The Carnegie Corporation of New York has announced a $1 million challenge grant to Carnegie Hall for a new digital archives project. The grant will be matched by a grant from the Susan and Elihu Rose Foundation.
Carnegie Hall will use the funds to launch an effort to digitize archival collections documenting its 120-year history, a project that will take several years and cost an estimated $5 million to complete. The project will create a digital repository designed to house digital legacy collections and capture new content and materials developed by Carnegie Hall in support of its artistic and educational initiatives and ensure that the documents are preserved for future generations and made accessible to the public.

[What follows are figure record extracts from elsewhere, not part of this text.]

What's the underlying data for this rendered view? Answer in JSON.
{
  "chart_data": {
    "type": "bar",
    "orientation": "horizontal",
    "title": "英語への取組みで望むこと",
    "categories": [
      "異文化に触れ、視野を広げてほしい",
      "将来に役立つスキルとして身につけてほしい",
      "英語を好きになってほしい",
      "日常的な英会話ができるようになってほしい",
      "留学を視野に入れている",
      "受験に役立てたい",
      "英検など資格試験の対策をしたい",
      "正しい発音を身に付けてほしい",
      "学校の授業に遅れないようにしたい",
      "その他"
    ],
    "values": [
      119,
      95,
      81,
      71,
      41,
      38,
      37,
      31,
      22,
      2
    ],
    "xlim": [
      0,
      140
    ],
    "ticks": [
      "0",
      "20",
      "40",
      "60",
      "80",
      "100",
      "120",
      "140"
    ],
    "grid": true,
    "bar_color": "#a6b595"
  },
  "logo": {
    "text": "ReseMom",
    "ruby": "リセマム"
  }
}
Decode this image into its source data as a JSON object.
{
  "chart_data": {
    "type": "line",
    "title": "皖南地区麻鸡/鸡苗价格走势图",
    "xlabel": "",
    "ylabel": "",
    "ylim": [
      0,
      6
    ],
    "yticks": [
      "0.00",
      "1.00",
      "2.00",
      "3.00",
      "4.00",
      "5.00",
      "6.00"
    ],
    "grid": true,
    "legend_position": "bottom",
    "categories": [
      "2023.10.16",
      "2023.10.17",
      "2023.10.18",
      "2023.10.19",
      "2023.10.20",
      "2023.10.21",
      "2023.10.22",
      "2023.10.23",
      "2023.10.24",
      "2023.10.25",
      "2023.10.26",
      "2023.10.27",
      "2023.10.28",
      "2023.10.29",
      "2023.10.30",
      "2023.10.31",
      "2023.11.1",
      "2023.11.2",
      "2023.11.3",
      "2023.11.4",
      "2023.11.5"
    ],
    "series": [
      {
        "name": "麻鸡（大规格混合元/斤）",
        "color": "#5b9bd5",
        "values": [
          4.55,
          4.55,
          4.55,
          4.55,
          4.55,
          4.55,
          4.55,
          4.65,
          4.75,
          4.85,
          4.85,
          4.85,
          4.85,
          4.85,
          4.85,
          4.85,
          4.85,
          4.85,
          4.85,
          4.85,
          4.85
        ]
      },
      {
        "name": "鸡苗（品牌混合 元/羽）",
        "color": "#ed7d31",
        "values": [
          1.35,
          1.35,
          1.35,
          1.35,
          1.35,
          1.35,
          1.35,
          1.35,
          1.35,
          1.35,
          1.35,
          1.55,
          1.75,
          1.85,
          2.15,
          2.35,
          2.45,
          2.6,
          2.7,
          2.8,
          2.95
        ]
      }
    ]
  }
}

Established in 1986, the Carnegie Hall Archives contain more than three hundred thousand items relating to nearly fifty thousand performances and events held in the hall's three performance spaces; construction of the building and subsequent alterations; and the many notable artists, world figures, and personalities who have graced the venue's stages. Currently, many of these documents are available only on paper or in media formats likely to become obsolete.
"This year, Carnegie Corporation of New York is observing its centennial. To commemorate this landmark occasion, the corporation decided to celebrate not only its own accomplishments, but also the extraordinary philanthropic legacy of our founder, Andrew Carnegie. Hence, we are proud to make this challenge grant to Carnegie Hall," said Carnegie Corporation president Vartan Gregorian. "In 1889, when Andrew Carnegie first gave the funding to begin building Carnegie Hall, he intended it to be a magnificent public palace for music, but also a cultural center that would enrich the lives of the citizens of New York City. With this new project, Carnegie Hall, which has long since become one of the premier international musical venues, will further its mission of bringing music to a wide audience as well as disseminating learning and knowledge around the world."